The man was armed with a sword, but while he rode down an attacker, his wife was dragged off and her throat cut. Her husband prepared to sell his life dearly, when a party of 30 men, returning from a fair, came on the scene. Sawney Bean and his band seemed to disappear into the thick woods, leaving the horseman and his wife's body.
This sole living witness to the clan's crimes went directly to King James I. The king believed the incredible story and set out with 400 men-at-arms. They combed the district, but without their bloodhounds, who scented the unnatural larder, they would have missed the cave.
The long, twisting tunnel was explored by torchlight. Smoked human flesh and piles of stolen items turned up in odd corners. The entire clan of cannibals hid in the inner-most chamber, but all were captured alive.
They were publicly put to death in Edinburgh.

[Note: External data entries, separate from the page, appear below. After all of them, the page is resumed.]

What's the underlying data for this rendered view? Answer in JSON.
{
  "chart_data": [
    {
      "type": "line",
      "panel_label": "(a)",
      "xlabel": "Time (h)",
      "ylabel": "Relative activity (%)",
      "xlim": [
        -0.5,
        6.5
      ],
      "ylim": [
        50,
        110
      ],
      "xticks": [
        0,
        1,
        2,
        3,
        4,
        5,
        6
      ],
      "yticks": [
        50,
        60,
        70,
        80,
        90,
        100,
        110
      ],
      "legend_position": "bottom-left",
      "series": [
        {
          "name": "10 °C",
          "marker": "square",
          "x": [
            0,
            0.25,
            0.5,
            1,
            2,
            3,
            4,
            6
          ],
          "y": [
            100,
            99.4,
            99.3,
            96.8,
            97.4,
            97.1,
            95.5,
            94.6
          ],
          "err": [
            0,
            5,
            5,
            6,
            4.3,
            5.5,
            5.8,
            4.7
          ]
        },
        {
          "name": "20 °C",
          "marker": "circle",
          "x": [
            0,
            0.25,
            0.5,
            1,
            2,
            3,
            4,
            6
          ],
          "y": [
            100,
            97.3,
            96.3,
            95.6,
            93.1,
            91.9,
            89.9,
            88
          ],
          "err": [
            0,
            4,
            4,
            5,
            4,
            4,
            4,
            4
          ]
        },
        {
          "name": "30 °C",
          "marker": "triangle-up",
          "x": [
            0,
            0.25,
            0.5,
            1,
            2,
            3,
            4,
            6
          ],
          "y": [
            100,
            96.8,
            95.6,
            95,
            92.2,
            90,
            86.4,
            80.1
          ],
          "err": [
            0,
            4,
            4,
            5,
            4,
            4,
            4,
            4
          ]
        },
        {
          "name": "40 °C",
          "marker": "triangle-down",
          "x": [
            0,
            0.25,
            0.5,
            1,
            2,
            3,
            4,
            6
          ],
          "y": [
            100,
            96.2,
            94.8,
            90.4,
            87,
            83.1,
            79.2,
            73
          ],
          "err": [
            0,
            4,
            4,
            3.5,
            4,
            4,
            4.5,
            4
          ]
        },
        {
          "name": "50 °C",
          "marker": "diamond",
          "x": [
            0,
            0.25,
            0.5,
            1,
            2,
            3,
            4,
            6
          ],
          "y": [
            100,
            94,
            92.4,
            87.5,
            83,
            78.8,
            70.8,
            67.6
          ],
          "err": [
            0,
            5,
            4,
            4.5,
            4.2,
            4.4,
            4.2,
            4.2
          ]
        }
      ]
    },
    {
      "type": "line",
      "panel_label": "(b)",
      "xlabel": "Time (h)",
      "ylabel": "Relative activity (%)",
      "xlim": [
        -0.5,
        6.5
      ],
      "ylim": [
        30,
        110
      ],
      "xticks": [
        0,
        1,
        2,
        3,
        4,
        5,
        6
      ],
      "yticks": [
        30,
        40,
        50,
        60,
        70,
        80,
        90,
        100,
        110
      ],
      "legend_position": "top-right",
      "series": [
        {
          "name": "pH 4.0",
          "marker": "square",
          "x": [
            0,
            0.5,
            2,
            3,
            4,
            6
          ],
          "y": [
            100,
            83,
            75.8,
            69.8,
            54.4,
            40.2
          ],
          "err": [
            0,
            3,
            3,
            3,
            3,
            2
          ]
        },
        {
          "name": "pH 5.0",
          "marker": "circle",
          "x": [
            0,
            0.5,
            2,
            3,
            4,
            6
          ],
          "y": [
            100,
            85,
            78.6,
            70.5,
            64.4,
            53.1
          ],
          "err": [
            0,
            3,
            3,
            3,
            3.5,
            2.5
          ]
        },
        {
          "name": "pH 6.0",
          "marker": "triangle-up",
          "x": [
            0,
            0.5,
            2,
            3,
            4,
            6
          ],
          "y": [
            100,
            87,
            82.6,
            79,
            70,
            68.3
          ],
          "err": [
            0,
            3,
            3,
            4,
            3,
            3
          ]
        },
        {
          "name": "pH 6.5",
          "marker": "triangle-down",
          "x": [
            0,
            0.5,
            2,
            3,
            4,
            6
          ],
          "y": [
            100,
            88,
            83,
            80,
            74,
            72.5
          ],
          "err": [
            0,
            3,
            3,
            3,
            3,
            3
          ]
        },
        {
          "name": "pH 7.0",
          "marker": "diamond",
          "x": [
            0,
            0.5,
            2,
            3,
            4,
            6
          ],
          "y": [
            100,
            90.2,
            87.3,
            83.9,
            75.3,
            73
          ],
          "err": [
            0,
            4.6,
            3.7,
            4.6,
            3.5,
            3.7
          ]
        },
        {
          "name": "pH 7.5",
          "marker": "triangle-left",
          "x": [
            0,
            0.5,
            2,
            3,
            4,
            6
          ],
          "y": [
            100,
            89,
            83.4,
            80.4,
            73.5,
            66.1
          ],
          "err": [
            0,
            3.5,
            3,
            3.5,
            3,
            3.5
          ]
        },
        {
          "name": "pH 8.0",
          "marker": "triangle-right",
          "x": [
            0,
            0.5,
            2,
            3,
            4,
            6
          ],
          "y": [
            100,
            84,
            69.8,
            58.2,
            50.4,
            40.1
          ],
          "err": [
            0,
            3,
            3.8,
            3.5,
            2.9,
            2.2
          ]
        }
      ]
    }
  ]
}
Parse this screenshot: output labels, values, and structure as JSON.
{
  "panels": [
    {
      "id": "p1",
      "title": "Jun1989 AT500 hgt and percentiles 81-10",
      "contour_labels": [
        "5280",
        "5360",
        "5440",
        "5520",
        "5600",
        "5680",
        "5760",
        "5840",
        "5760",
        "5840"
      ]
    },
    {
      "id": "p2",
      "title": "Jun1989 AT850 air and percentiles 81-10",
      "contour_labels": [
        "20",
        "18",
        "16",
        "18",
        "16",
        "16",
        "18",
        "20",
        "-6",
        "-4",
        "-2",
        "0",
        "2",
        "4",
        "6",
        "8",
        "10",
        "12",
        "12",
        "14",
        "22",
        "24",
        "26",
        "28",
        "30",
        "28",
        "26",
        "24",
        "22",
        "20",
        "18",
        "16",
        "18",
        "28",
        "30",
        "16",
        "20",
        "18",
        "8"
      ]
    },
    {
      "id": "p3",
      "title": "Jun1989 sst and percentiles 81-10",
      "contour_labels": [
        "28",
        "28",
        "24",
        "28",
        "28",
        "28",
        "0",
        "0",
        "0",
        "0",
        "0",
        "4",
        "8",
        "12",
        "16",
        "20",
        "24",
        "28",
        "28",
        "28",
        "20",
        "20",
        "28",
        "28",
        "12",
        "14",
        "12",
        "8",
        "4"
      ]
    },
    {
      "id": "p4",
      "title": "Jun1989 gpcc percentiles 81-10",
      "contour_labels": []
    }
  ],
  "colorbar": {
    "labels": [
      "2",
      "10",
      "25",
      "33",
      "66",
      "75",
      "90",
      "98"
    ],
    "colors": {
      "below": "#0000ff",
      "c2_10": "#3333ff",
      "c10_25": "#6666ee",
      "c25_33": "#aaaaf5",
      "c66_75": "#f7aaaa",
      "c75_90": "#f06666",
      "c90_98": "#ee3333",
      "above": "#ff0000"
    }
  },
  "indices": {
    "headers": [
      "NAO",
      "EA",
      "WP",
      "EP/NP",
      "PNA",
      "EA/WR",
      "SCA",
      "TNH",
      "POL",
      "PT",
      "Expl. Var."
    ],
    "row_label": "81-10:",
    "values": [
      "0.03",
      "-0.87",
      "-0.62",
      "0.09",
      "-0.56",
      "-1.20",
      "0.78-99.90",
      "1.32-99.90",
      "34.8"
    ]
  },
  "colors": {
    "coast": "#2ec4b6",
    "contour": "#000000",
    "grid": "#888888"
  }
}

While King James was famous for establishing a court system, it was not felt necessary to grant a trial to such obvious enemies of mankind. Each was given a chance to publicly repent before death but "they all died without the least signs of repentance, but continued cursing and venting the most dreadful imprecations to the very last gasp of life."
These particularly violent creatures fit well into a medieval game. They are of limited intelligence, poorly armed but strong, and skillful in stealth and woodcraft. The number of attackers can be set by a simple formula – say, three Beans to each party member.
They can also be used as mutants in a post-holocaust scenario, or even the dregs of a high-tech civilization, lurking in the lowest levels of a sky-touching city. Their weapons would remain about the same; their Survival skill would be appropriate for their environment. The Bean clan is especially useful as "warm-up" foes, since no reason is needed for them to attack a party, and their methods allow the PCs to practice both combat and teamwork.